Multiple studies have already emphasised how well cold water works to stimulate the vagus nerve, producing powerful physiological changes in times of stress, as well the possibility of targeting the vagus nerve to treat depression. This could prove especially impactful for people experiencing treatment-resistant depression, who have significantly unmet needs. One study in particular, on a woman with long-term, drug-resistant depression showed how powerful the antidepressant effects of cold water immersion could be. Cryotherapy has been demonstrated to work alongside pharmaceutical treatment to statistically improve a number of depressive symptoms, weeks after a final session, and even those without significant mental health conditions have been shown to experience general wellbeing benefits, as well as pain relief, from the practice of winter swimming.


Dopamine, Endorphins and Noradrenaline

Neurotransmitters and neuromodulators, such as dopamine, contribute to a wide range of behavioural and cognitive functions in the adult brain, including movement, reward and cognition (the process of acquiring information and understanding). The mechanism that explains the immediate mood-lifting effect of immersion in cold water, is probably the stimulation of the dopaminergic transmission in the mesocorticolimbic and nigrostriatal pathways of the brain. These dopaminergic pathways are known to be involved in the regulation of emotions. The dopamine system is also directly affected by increases in inflammatory cytokines, which is associated with chronic, low-grade inflammation (and which, you’ve guessed it, cold water therapy can help with). Levels of dopamine have been shown to increase by 250% after cold exposure.

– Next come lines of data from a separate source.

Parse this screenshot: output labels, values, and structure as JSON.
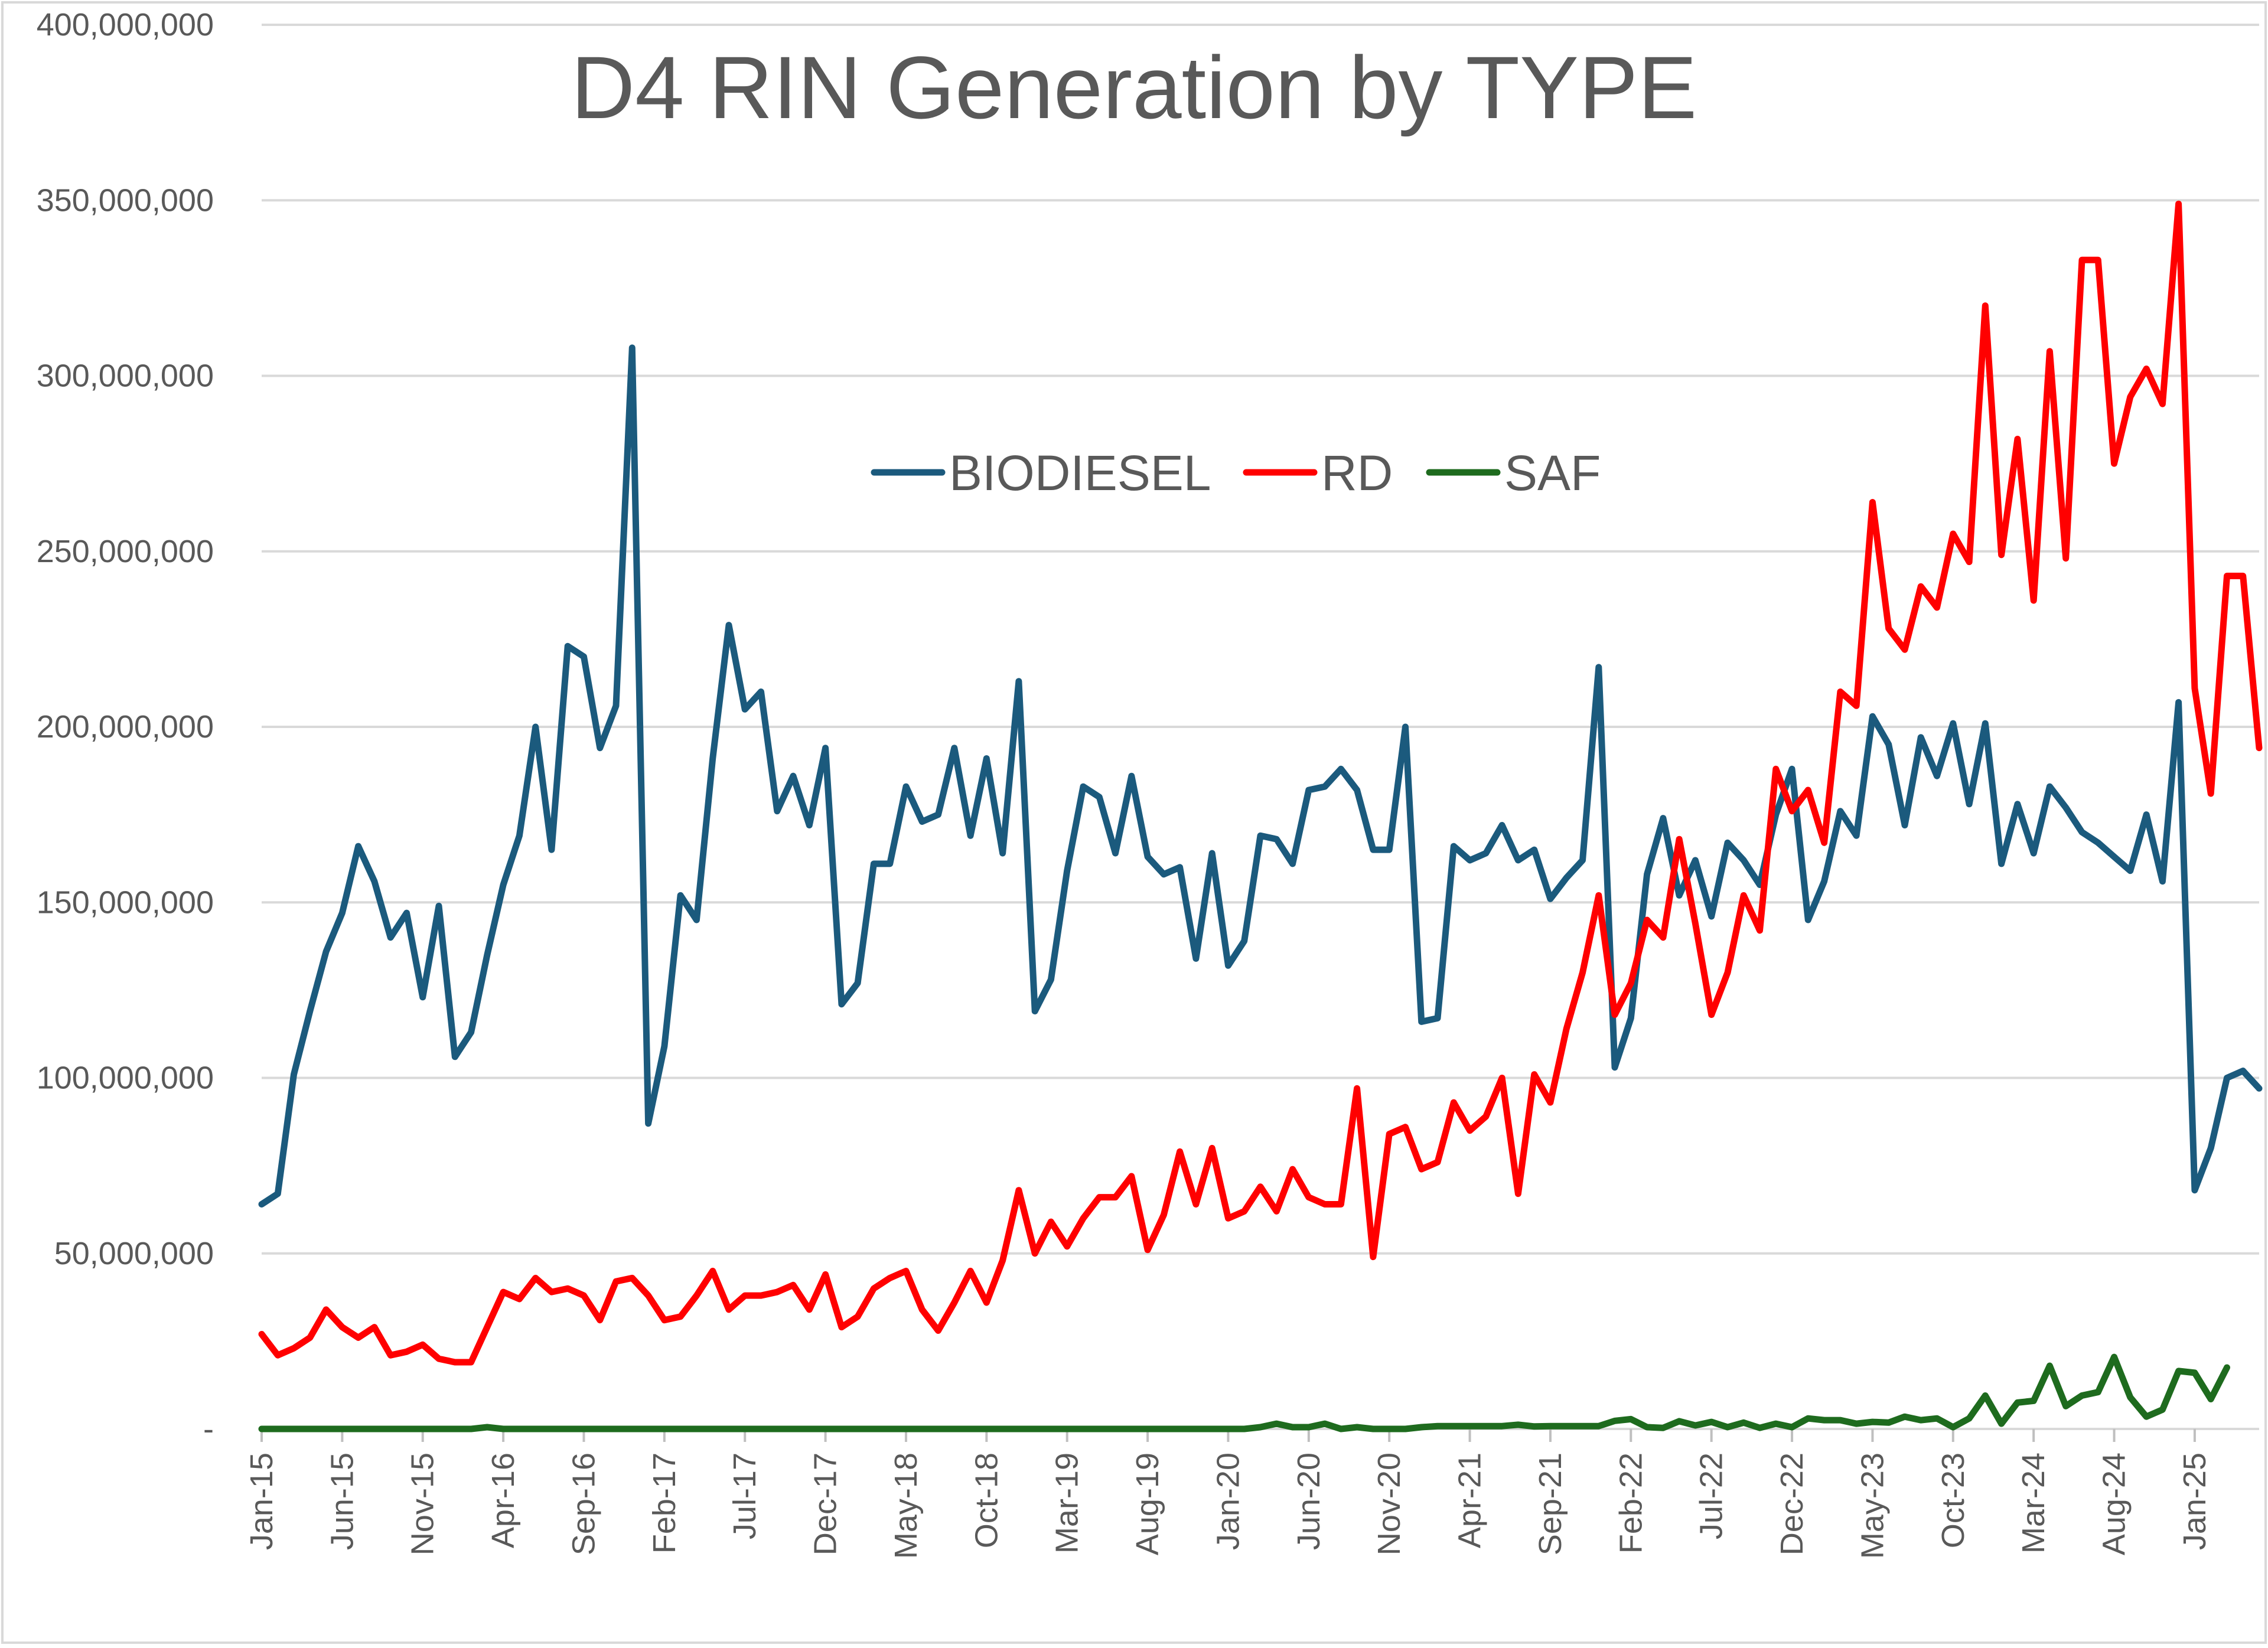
{
  "chart_data": {
    "type": "line",
    "title": "D4 RIN Generation by TYPE",
    "xlabel": "",
    "ylabel": "",
    "ylim": [
      0,
      400000000
    ],
    "y_ticks": [
      "-",
      "50,000,000",
      "100,000,000",
      "150,000,000",
      "200,000,000",
      "250,000,000",
      "300,000,000",
      "350,000,000",
      "400,000,000"
    ],
    "x_tick_labels": [
      "Jan-15",
      "Jun-15",
      "Nov-15",
      "Apr-16",
      "Sep-16",
      "Feb-17",
      "Jul-17",
      "Dec-17",
      "May-18",
      "Oct-18",
      "Mar-19",
      "Aug-19",
      "Jan-20",
      "Jun-20",
      "Nov-20",
      "Apr-21",
      "Sep-21",
      "Feb-22",
      "Jul-22",
      "Dec-22",
      "May-23",
      "Oct-23",
      "Mar-24",
      "Aug-24",
      "Jan-25"
    ],
    "x_start": "Jan-15",
    "grid": true,
    "legend_position": "top-center",
    "series": [
      {
        "name": "BIODIESEL",
        "color": "#1b5a7d",
        "values": [
          64000000,
          67000000,
          101000000,
          119000000,
          136000000,
          147000000,
          166000000,
          156000000,
          140000000,
          147000000,
          123000000,
          149000000,
          106000000,
          113000000,
          135000000,
          155000000,
          169000000,
          200000000,
          165000000,
          223000000,
          220000000,
          194000000,
          206000000,
          308000000,
          87000000,
          109000000,
          152000000,
          145000000,
          191000000,
          229000000,
          205000000,
          210000000,
          176000000,
          186000000,
          172000000,
          194000000,
          121000000,
          127000000,
          161000000,
          161000000,
          183000000,
          173000000,
          175000000,
          194000000,
          169000000,
          191000000,
          164000000,
          213000000,
          119000000,
          128000000,
          159000000,
          183000000,
          180000000,
          164000000,
          186000000,
          163000000,
          158000000,
          160000000,
          134000000,
          164000000,
          132000000,
          139000000,
          169000000,
          168000000,
          161000000,
          182000000,
          183000000,
          188000000,
          182000000,
          165000000,
          165000000,
          200000000,
          116000000,
          117000000,
          166000000,
          162000000,
          164000000,
          172000000,
          162000000,
          165000000,
          151000000,
          157000000,
          162000000,
          217000000,
          103000000,
          117000000,
          158000000,
          174000000,
          152000000,
          162000000,
          146000000,
          167000000,
          162000000,
          155000000,
          175000000,
          188000000,
          145000000,
          156000000,
          176000000,
          169000000,
          203000000,
          195000000,
          172000000,
          197000000,
          186000000,
          201000000,
          178000000,
          201000000,
          161000000,
          178000000,
          164000000,
          183000000,
          177000000,
          170000000,
          167000000,
          163000000,
          159000000,
          175000000,
          156000000,
          207000000,
          68000000,
          80000000,
          100000000,
          102000000,
          97000000
        ]
      },
      {
        "name": "RD",
        "color": "#ff0000",
        "values": [
          27000000,
          21000000,
          23000000,
          26000000,
          34000000,
          29000000,
          26000000,
          29000000,
          21000000,
          22000000,
          24000000,
          20000000,
          19000000,
          19000000,
          29000000,
          39000000,
          37000000,
          43000000,
          39000000,
          40000000,
          38000000,
          31000000,
          42000000,
          43000000,
          38000000,
          31000000,
          32000000,
          38000000,
          45000000,
          34000000,
          38000000,
          38000000,
          39000000,
          41000000,
          34000000,
          44000000,
          29000000,
          32000000,
          40000000,
          43000000,
          45000000,
          34000000,
          28000000,
          36000000,
          45000000,
          36000000,
          48000000,
          68000000,
          50000000,
          59000000,
          52000000,
          60000000,
          66000000,
          66000000,
          72000000,
          51000000,
          61000000,
          79000000,
          64000000,
          80000000,
          60000000,
          62000000,
          69000000,
          62000000,
          74000000,
          66000000,
          64000000,
          64000000,
          97000000,
          49000000,
          84000000,
          86000000,
          74000000,
          76000000,
          93000000,
          85000000,
          89000000,
          100000000,
          67000000,
          101000000,
          93000000,
          114000000,
          130000000,
          152000000,
          118000000,
          127000000,
          145000000,
          140000000,
          168000000,
          144000000,
          118000000,
          130000000,
          152000000,
          142000000,
          188000000,
          176000000,
          182000000,
          167000000,
          210000000,
          206000000,
          264000000,
          228000000,
          222000000,
          240000000,
          234000000,
          255000000,
          247000000,
          320000000,
          249000000,
          282000000,
          236000000,
          307000000,
          248000000,
          333000000,
          333000000,
          275000000,
          294000000,
          302000000,
          292000000,
          349000000,
          211000000,
          181000000,
          243000000,
          243000000,
          194000000
        ]
      },
      {
        "name": "SAF",
        "color": "#1e6b1e",
        "values": [
          0,
          0,
          0,
          0,
          0,
          0,
          0,
          0,
          0,
          0,
          0,
          0,
          0,
          0,
          500000,
          0,
          0,
          0,
          0,
          0,
          0,
          0,
          0,
          0,
          0,
          0,
          0,
          0,
          0,
          0,
          0,
          0,
          0,
          0,
          0,
          0,
          0,
          0,
          0,
          0,
          0,
          0,
          0,
          0,
          0,
          0,
          0,
          0,
          0,
          0,
          0,
          0,
          0,
          0,
          0,
          0,
          0,
          0,
          0,
          0,
          0,
          0,
          500000,
          1500000,
          500000,
          500000,
          1500000,
          0,
          500000,
          0,
          0,
          0,
          500000,
          800000,
          800000,
          800000,
          800000,
          800000,
          1200000,
          700000,
          800000,
          800000,
          800000,
          800000,
          2300000,
          2800000,
          500000,
          300000,
          2200000,
          1000000,
          2000000,
          500000,
          1800000,
          300000,
          1500000,
          500000,
          3000000,
          2500000,
          2500000,
          1500000,
          2000000,
          1800000,
          3500000,
          2500000,
          3000000,
          500000,
          3000000,
          9500000,
          1500000,
          7500000,
          8000000,
          18000000,
          6500000,
          9500000,
          10500000,
          20500000,
          9000000,
          3500000,
          5500000,
          16500000,
          16000000,
          8500000,
          17500000
        ]
      }
    ]
  }
}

Cold water immersion can also help your body create endorphins. Endorphins are naturally produced by the autonomic nervous system to make you feel less stressed and make you resistant to painful sensations. In short, they boost your happiness and relieve pain. As such, endorphins can help ease symptoms of anxiety and depression. Multiple studies have shown that cold exposure can activate the sympathetic nervous system and increase the blood level of beta-endorphins, as well as noradrenaline. Combined with an increase in synaptic release of noradrenaline, and the overwhelming electrical impulses from the skin’s cold receptors to the brain, it’s easy to see how this could result in an anti-depressive effect. 

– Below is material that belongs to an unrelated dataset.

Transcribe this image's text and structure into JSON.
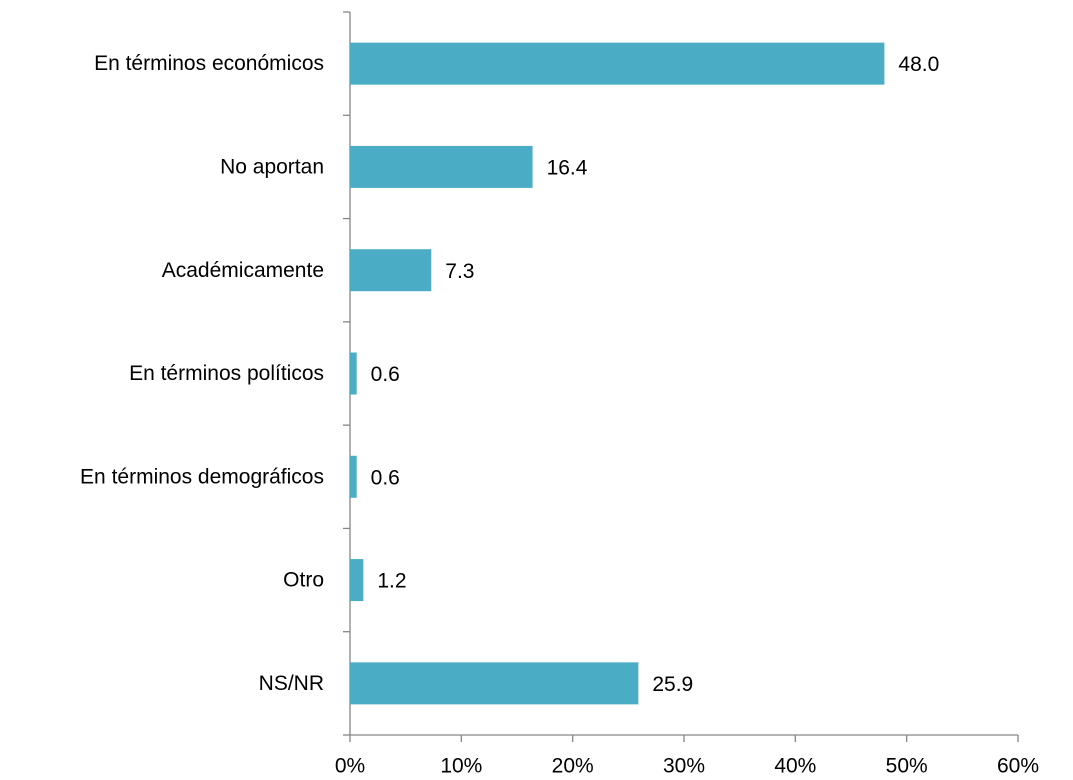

Norepinephrine (also called noradrenaline) warrants its own focus, because of its key role in the mood and cognitive-enhancing effects of cold water therapy. Its release into the bloodstream, as well as the locus coeruleus (a brainstem nucleus) after cold exposure is one of the most consistent and profound physiological responses to the practice. Pharmacological depletion of norepinephrine has been shown to lead to depression symptoms, and low levels of the neurotransmitter and hormone are more generally associated with poor mood, brain fog, and lack of focus. Research has shown how cold exposure can increase levels of norepinephrine by 530%. We’ve already discussed how inflammation has close links with common mental health conditions like depression and anxiety, and norepinephrine has one more ability to boast: anti-inflammatory effects.


Wrapping it up
In whatever form it takes – open water swimming, full body ice baths, cold showers – cold water therapy remains a consistent part of the new dialogue around mental health, and science is catching up with its life-changing effects. It’s our own success stories, and the stories of others’ mental health journeys that form a key driver for Monk’s mission to make cold water therapy accessible to more people.

 

Please note: educational information is not the same as medical or psychological advice. This blog post is reviewing published scientific evidence, and all information on this website is presented for educational and informative purposes only. It is not intended to replace professional, medical, or psychological guidance in any capacity.